Some members of Congress, including Sen. Edward Kennedy (D-Mass.), demanded changes in ICE procedures, with Rep. William Delahunt (D-Mass.) pledging hearings by the House Judiciary subcommittee on Immigration.

Living with It

It’s difficult to tell if the occasional objections will translate into changes.

When 30 undocumented workers were arrested in a raid in February in Santa Fe, N.M., local officials widely denounced the raids for their effect on children. “Families are being torn apart, literally,” Mayor David Coss publicly declared.

The American Civil Liberties Union has filed a request for ICE records surrounding that raid, as well as raids in California, in response to news reports about inappropriate tactics, including round-ups taking place near schools and minor children left unattended after their parents were arrested.

But the raids don’t always produce conflicts with local officials. After a raid in Baltimore in late March netted 69 alleged immigration law violators, the city’s Department of Social Services got no emergency referrals, said department spokeswoman Sue Fitzsimmons. The department reported no problems with how ICE handled the case.

As with several recent raids, ICE issued a news release noting that the detainees were interviewed by local human services officials and were offered access to child protective services.

In Massachusetts, State Sen. Karen Spilka (D) plans to draft child welfare recommendations for the congressional delegation and for state and local officials on how ICE raids should be handled, said her spokeswoman, Sarah Blodgett.

In the end, the amount of cooperation with child welfare is up to ICE. “ICE holds all the cards,” said David Leopold, a national leader of the American Immigration Lawyers Association and an immigration attorney in Cleveland.

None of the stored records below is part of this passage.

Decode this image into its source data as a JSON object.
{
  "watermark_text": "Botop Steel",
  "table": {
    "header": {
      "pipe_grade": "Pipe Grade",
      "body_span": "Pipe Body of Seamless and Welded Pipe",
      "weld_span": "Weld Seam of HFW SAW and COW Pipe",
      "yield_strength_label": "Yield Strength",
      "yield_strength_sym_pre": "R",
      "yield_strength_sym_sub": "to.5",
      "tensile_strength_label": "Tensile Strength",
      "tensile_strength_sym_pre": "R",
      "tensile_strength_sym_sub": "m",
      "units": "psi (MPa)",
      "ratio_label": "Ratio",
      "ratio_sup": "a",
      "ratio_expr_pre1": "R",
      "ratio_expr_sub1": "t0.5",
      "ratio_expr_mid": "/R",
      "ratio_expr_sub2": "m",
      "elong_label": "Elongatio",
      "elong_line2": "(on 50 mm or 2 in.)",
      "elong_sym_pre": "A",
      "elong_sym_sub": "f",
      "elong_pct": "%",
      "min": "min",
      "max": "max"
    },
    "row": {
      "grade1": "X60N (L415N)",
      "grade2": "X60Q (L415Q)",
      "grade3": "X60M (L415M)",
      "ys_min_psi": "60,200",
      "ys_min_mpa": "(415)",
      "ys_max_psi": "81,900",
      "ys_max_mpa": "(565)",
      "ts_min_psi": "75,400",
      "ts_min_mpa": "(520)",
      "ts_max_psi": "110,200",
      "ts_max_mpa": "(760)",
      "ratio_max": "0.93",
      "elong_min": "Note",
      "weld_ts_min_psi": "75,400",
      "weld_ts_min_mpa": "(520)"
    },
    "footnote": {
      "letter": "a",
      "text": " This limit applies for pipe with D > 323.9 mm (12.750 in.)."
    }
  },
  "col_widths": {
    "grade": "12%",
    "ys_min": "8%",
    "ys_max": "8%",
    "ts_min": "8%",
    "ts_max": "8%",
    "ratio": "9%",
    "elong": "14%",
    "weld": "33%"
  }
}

He said ICE can mitigate the impact of raids on children by releasing on bond undocumented workers who don’t pose a flight risk or who aren’t dangerous.

“Nobody is advocating that people work in this country without documentation, unlawfully,” Leopold said. But unless Congress makes the immigration system more rational, he said, the “collateral damage” on children will continue.

Jen Russell contributed to this report.